Flanked by parents of the missing students, he said the truth commission will be an example of how "human rights will never be violated again."

The case of the missing students, who were from a rural teachers college in Ayotzinapa, reverberated internationally and cast a harsh spotlight on the actions of local authorities and later the national government, as questions loomed over the investigation.

On Sept. 26, 2014, local police in Iguala surrounded several buses the students had taken to attend a protest. Survivors said the police started shooting at unarmed students.
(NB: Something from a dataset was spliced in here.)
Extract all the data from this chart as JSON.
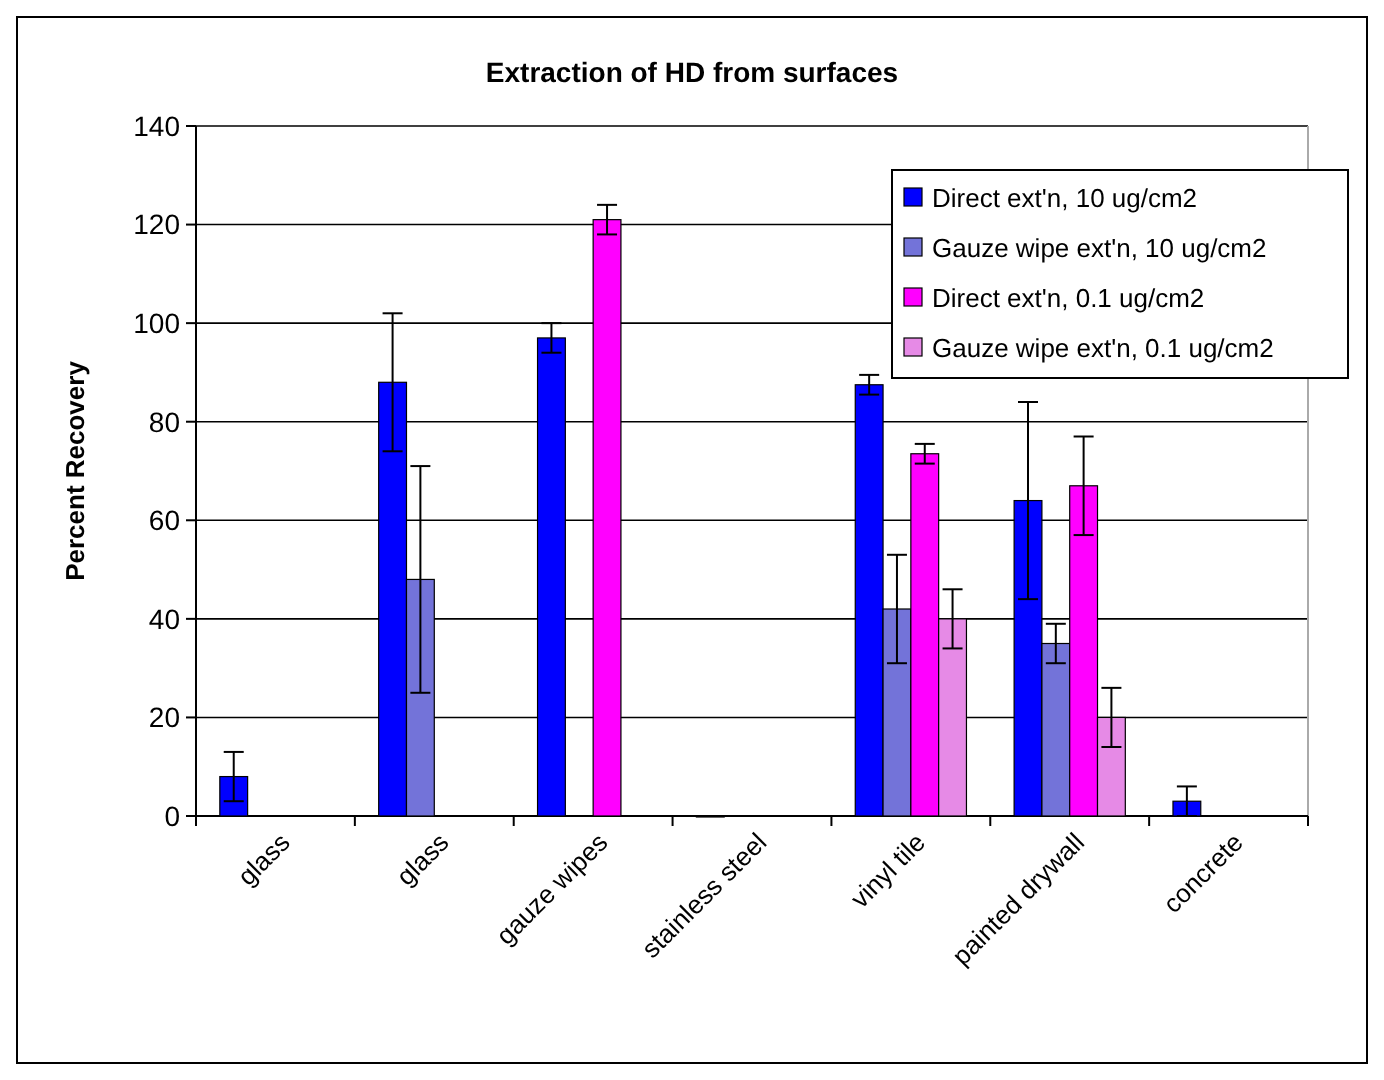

After the incident, six people had been fatally shot and 43 student teachers could not be found.

According to an initial investigation by the Mexican government, the students were murdered after local police — at the behest of Iguala Mayor José Luis Abarca — handed them to a drug gang, Guerreros Unidos (United Warriors), which incinerated the bodies.

But the government did not present conclusive evidence of the killings, and an international team of forensic scientists contradicted the official report, stating that suspects had been tortured illegally to obtain testimonies.

The commission will be headed by Deputy Secretary Alejandro Encinas, who is in charge of human rights as well as migration.

López Obrador has made ending "corruption and impunity" one of the cornerstones of his new government, as he said in his inaugural speech on Saturday.

On Sunday, Mexico's new president boarded a commercial airliner and flew coach, telling Telemundo in an interview that there will be no "lujos" — luxuries — in his government.